The selection and application of small molecule-binding aptamers come with a unique set of challenges that have hampered their research and commercialization. Nevertheless, efforts to expand the suite of aptamers for pertinent small molecules need to continue. A major bottleneck in small molecule aptamer development and application occurs at the point of K determination. Approaches for binding affinity measurement that are more generally applicable to small molecule targets are required. Additionally, there is a negative perception that there are published aptamers that have little affinity to their targets [91]. Because of these issues associated with K measurements for small molecules, several complementary methods may be required in order to achieve a true sense of the aptamer binding affinity for its target. Ideally, these methods should allow aptamer-target binding to occur free in solution, to remove any contribution from matrix binding. A new aptamer database is available (http://aptamerbase.semanticscience.org/) containing valuable information about the experimental conditions under which the aptamers were selected and their binding affinity quantified [41]. Efforts to mine this data to better tailor SELEX and binding affinity experiments for small molecules is currently underway. Aptamer-based assays also need to begin to move away from the proof-of-concept targets and exploit the largely untapped resource of existing small molecule-binding aptamers. Signs of this shift to more relevant aptamer-based assays can be seen with the large number of biosensors developed using the ochratoxin A (OTA) aptamer. This small molecule mycotoxin contaminates a wide variety of food commodities such as cereals and wine.
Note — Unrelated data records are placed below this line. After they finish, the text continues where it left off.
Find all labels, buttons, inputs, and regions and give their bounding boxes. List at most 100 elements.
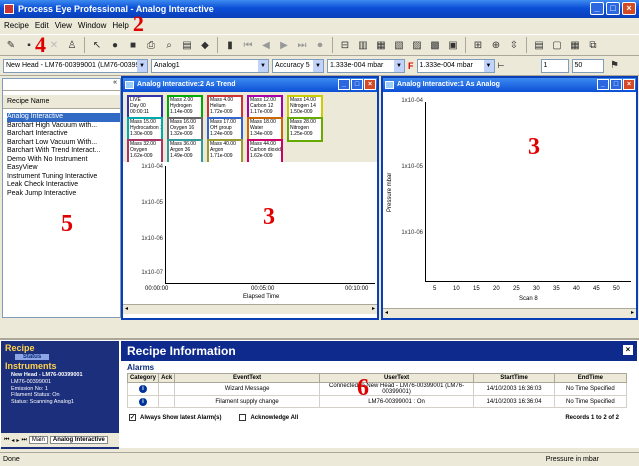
tab-analog-interactive[interactable]: Analog Interactive <box>49 436 108 444</box>
col-starttime[interactable]: StartTime <box>473 373 555 383</box>
analog-xlabel: Scan 8 <box>519 296 538 302</box>
first-icon[interactable]: ⏮ <box>240 37 256 53</box>
layout1-icon[interactable]: ▤ <box>531 37 547 53</box>
minimize-button[interactable]: _ <box>590 2 604 15</box>
chart5-icon[interactable]: ▩ <box>427 37 443 53</box>
record-icon[interactable]: ⏺ <box>312 37 328 53</box>
recipe-list-item[interactable]: Peak Jump Interactive <box>7 190 120 199</box>
recipe-list-item[interactable]: Barchart High Vacuum with... <box>7 122 120 131</box>
analog-scrollbar[interactable]: ◂ ▸ <box>383 308 636 318</box>
analog-ytick-1: 1x10-05 <box>401 164 423 170</box>
trend-scrollbar[interactable]: ◂ ▸ <box>123 304 377 314</box>
next-icon[interactable]: ⏭ <box>294 37 310 53</box>
mass-cell[interactable]: Mass 44.00 Carbon dioxide 1.62e-009 <box>247 139 283 164</box>
zoom-icon[interactable]: ⌕ <box>161 37 177 53</box>
layout4-icon[interactable]: ⧉ <box>585 37 601 53</box>
maximize-button[interactable]: □ <box>606 2 620 15</box>
trend-window-titlebar[interactable]: Analog Interactive:2 As Trend _ □ × <box>123 78 377 92</box>
run-icon[interactable]: ● <box>107 37 123 53</box>
tab-last-icon[interactable]: ⏭ <box>21 437 26 444</box>
close-button[interactable]: × <box>622 2 636 15</box>
settings-icon[interactable]: ■ <box>125 37 141 53</box>
recipe-list-item[interactable]: Analog Interactive <box>7 113 120 122</box>
end-pressure-input[interactable]: 1.333e-004 mbar ▼ <box>416 58 495 73</box>
analog-xtick: 10 <box>453 286 460 292</box>
graph-icon[interactable]: ⊟ <box>337 37 353 53</box>
tab-prev-icon[interactable]: ◂ <box>11 437 14 444</box>
tag-icon[interactable]: ◆ <box>197 37 213 53</box>
analog-icon[interactable]: ⊞ <box>470 37 486 53</box>
recipe-list-item[interactable]: Barchart With Trend Interact... <box>7 147 120 156</box>
info-icon: i <box>138 385 147 393</box>
trend-close-button[interactable]: × <box>364 79 376 90</box>
recipe-list-item[interactable]: Leak Check Interactive <box>7 181 120 190</box>
value1-spinner[interactable]: 1 <box>540 58 569 73</box>
always-show-checkbox[interactable]: ✓ <box>129 414 136 421</box>
mass-cell[interactable]: Mass 36.00 Argon 36 1.49e-009 <box>167 139 203 164</box>
col-category[interactable]: Category <box>127 373 159 383</box>
acknowledge-all-checkbox[interactable] <box>239 414 247 421</box>
analog-select[interactable]: Analog1 ▼ <box>151 58 269 73</box>
col-endtime[interactable]: EndTime <box>553 373 628 383</box>
trend-xtick-0: 00:00:00 <box>145 286 169 292</box>
table-row[interactable]: i Filament supply change LM76-00399001 : O… <box>127 395 628 408</box>
col-eventtext[interactable]: EventText <box>174 373 320 383</box>
chart6-icon[interactable]: ▣ <box>445 37 461 53</box>
callout-left: 5 <box>61 211 73 237</box>
chart3-icon[interactable]: ▧ <box>391 37 407 53</box>
menu-edit[interactable]: Edit <box>35 21 49 30</box>
mass-cell[interactable]: Mass 28.00 Nitrogen 1.25e-009 <box>287 117 323 142</box>
menu-window[interactable]: Window <box>78 21 106 30</box>
value2-spinner[interactable]: 50 <box>571 58 604 73</box>
menu-help[interactable]: Help <box>112 21 128 30</box>
instrument-line: Filament Status: On <box>11 392 60 399</box>
tab-main[interactable]: Main <box>28 436 48 444</box>
trend-maximize-button[interactable]: □ <box>351 79 363 90</box>
accuracy-select[interactable]: Accuracy 5 ▼ <box>272 58 324 73</box>
col-ack[interactable]: Ack <box>157 373 176 383</box>
recipe-list-item[interactable]: EasyView <box>7 164 120 173</box>
menu-recipe[interactable]: Recipe <box>4 21 29 30</box>
recipe-info-close-icon[interactable]: × <box>623 345 633 355</box>
analog-window: Analog Interactive:1 As Analog _ □ × 1x10-… <box>381 76 638 320</box>
table-row[interactable]: i Wizard Message Connected to New Head - L… <box>127 382 628 396</box>
play-icon[interactable]: ▶ <box>276 37 292 53</box>
delete-icon[interactable]: ✕ <box>46 37 62 53</box>
chart2-icon[interactable]: ▦ <box>373 37 389 53</box>
chart1-icon[interactable]: ▥ <box>355 37 371 53</box>
zoom-in-icon[interactable]: ⊕ <box>488 37 504 53</box>
recipe-list-item[interactable]: Barchart Interactive <box>7 130 120 139</box>
instrument-line[interactable]: New Head - LM76-00399001 <box>11 372 119 379</box>
recipe-list-item[interactable]: Demo With No Instrument <box>7 156 120 165</box>
scale-icon[interactable]: ⇳ <box>506 37 522 53</box>
flag-icon[interactable]: ⚑ <box>607 58 623 74</box>
stop-icon[interactable]: ▮ <box>222 37 238 53</box>
chart4-icon[interactable]: ▨ <box>409 37 425 53</box>
trend-minimize-button[interactable]: _ <box>338 79 350 90</box>
recipe-list-item[interactable]: Barchart Low Vacuum With... <box>7 139 120 148</box>
prev-icon[interactable]: ◀ <box>258 37 274 53</box>
new-icon[interactable]: ✎ <box>3 37 19 53</box>
mass-cell[interactable]: Mass 32.00 Oxygen 1.62e-009 <box>127 139 163 164</box>
analog-window-titlebar[interactable]: Analog Interactive:1 As Analog _ □ × <box>383 78 636 92</box>
recipe-list-item[interactable]: Instrument Tuning Interactive <box>7 173 120 182</box>
report-icon[interactable]: ▤ <box>179 37 195 53</box>
head-select[interactable]: New Head - LM76-00399001 (LM76-00399 ▼ <box>3 58 148 73</box>
layout2-icon[interactable]: ▢ <box>549 37 565 53</box>
mass-cell[interactable]: Mass 40.00 Argon 1.71e-009 <box>207 139 243 164</box>
print-icon[interactable]: ⎙ <box>143 37 159 53</box>
panel-pin-icon[interactable]: « <box>3 79 120 91</box>
analog-maximize-button[interactable]: □ <box>610 79 622 90</box>
menu-view[interactable]: View <box>55 21 72 30</box>
analog-close-button[interactable]: × <box>623 79 635 90</box>
tab-first-icon[interactable]: ⏮ <box>4 437 9 444</box>
tab-next-icon[interactable]: ▸ <box>16 437 19 444</box>
recipe-name-header[interactable]: Recipe Name <box>3 95 120 109</box>
col-usertext[interactable]: UserText <box>318 373 475 383</box>
analog-minimize-button[interactable]: _ <box>597 79 609 90</box>
pointer-icon[interactable]: ↖ <box>89 37 105 53</box>
layout3-icon[interactable]: ▦ <box>567 37 583 53</box>
start-pressure-input[interactable]: 1.333e-004 mbar ▼ <box>327 58 405 73</box>
always-show-label: Always Show latest Alarm(s) <box>140 414 222 421</box>
user-icon[interactable]: ♙ <box>64 37 80 53</box>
Several recent reports have used OTA-binding sequences [26] to develop affinity clean-up columns [92, 93] and biosensors [94-98] for evaluation under actual food testing conditions. Applications of small molecule-binding aptamers in other burgeoning areas, such as metabolomics, drug discovery, and synthetic biology, could also soon see dramatic growth. Continued effort in the development of aptamers for important small molecules is required in order for this field to realize its full potential.